Doctors are generally now thought to be as economically motivated as the rest of us; their treatment decisions are often influenced by the financial consequences to themselves, the institutions they may work for and to some extent, their patients. Medicare and other third-party payers have continually attempted to tune their reimbursement policies to affect physician treatment behavior; sometimes with unexpected results. A study published in Health Affairs looked at the impact of a change in how Medicare reimbursed physicians for chemotherapy medication. (Health Affairs Article)
Prior to the change in 2005, physicians were paid for drugs they administered on an outpatient basis by a method that created significant margin opportunities. At the same time, the payment for the actual administration was viewed as being low by most physicians. CMS changed the formula for reimbursement to greatly reduce the profit on the drugs but raised the administration fee. Certain drugs which had been relatively more profitable became less profitable and others more profitable on a comparable basis. The researchers examined patterns of chemotherapy treatment for lung cancer patients before and after the change.

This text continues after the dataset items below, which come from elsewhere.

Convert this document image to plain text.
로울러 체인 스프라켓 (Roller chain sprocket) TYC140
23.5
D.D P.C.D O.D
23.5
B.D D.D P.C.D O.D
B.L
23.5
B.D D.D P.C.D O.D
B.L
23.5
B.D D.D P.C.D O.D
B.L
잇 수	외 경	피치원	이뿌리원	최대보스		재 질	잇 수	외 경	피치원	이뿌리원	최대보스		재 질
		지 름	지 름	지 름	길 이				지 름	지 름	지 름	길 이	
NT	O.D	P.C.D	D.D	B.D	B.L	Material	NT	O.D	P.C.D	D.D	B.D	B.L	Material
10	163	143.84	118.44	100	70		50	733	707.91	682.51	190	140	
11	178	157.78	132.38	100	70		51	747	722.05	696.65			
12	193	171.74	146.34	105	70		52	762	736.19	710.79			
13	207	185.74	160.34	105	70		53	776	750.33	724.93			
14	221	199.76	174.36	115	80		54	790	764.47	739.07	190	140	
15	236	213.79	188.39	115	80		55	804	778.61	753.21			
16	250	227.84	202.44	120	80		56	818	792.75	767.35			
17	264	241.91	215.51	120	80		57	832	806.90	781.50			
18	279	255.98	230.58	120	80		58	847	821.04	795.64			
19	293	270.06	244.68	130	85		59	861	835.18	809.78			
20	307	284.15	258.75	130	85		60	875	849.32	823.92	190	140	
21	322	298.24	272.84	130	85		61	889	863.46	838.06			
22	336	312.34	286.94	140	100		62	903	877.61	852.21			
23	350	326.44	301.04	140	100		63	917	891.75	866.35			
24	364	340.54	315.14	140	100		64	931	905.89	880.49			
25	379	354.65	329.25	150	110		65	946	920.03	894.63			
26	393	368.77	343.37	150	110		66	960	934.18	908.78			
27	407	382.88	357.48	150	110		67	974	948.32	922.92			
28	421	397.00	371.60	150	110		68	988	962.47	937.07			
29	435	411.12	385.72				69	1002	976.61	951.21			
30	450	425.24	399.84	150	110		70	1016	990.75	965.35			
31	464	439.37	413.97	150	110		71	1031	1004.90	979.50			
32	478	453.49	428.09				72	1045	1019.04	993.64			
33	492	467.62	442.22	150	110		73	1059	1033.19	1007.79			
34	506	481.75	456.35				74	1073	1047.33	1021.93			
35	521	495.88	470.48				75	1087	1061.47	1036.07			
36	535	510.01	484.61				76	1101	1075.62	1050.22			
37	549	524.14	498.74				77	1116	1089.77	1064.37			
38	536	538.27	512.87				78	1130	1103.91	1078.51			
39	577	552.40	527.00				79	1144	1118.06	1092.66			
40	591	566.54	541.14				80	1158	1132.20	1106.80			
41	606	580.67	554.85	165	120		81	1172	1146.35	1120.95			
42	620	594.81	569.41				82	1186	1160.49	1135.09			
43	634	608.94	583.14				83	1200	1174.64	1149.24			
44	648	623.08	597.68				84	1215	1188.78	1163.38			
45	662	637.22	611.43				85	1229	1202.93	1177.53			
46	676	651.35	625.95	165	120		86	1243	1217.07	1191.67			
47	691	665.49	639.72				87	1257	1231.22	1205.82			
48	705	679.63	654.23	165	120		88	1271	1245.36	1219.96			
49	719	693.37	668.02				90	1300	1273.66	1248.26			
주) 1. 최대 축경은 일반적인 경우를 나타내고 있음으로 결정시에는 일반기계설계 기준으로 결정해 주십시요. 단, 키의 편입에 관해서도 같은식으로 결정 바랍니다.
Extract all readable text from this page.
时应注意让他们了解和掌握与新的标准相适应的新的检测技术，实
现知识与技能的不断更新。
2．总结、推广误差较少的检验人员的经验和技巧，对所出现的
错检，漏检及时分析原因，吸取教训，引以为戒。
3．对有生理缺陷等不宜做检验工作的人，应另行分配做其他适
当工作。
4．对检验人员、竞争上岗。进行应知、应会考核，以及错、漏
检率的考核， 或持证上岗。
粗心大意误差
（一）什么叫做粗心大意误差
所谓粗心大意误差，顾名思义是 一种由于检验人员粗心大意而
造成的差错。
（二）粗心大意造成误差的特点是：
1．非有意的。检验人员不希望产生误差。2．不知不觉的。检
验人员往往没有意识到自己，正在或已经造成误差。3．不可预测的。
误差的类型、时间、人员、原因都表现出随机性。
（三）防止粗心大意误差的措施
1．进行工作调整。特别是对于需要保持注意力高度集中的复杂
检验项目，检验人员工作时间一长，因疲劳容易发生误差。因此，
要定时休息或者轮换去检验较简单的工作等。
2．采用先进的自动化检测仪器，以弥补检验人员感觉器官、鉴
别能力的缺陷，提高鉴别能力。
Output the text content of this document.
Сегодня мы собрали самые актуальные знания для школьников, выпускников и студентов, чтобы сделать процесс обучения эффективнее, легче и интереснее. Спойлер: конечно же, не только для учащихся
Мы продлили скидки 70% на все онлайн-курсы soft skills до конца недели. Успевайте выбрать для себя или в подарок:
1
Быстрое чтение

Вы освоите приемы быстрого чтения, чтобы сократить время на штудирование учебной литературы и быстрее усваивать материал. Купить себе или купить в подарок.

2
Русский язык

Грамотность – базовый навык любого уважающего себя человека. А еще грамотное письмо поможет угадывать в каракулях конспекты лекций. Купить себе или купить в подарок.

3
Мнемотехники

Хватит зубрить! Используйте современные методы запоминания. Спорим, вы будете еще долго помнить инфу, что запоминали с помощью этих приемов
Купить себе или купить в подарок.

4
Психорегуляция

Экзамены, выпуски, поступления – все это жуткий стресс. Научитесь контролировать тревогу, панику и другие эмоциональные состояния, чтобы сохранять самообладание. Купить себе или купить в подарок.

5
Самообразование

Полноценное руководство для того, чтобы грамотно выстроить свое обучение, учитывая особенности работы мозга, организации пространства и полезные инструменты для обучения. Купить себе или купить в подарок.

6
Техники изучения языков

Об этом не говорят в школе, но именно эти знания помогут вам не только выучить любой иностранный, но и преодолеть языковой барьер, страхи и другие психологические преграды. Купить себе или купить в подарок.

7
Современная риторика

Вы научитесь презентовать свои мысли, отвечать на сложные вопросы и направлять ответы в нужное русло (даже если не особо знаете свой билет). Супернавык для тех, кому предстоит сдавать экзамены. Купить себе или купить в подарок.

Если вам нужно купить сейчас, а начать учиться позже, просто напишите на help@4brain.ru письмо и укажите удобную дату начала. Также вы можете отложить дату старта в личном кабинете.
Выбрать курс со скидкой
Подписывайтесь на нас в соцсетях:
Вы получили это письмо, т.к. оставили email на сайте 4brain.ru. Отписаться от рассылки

On the positive side, slightly more patients began chemotherapy within a month of diagnosis. This may be due to the higher administration payment to doctors or to lower coinsurance for beneficiaries. The mix of drugs ordered shifted away from the drugs that had been more profitable to those that were now the most profitable under the new payment formula. Unfortunately for CMS, the more profitable drugs were also more expensive. The researchers did not examine whether the shifting use of various agents affected outcomes. But the study reinforces the effect that reimbursement policy can have on provider behavior.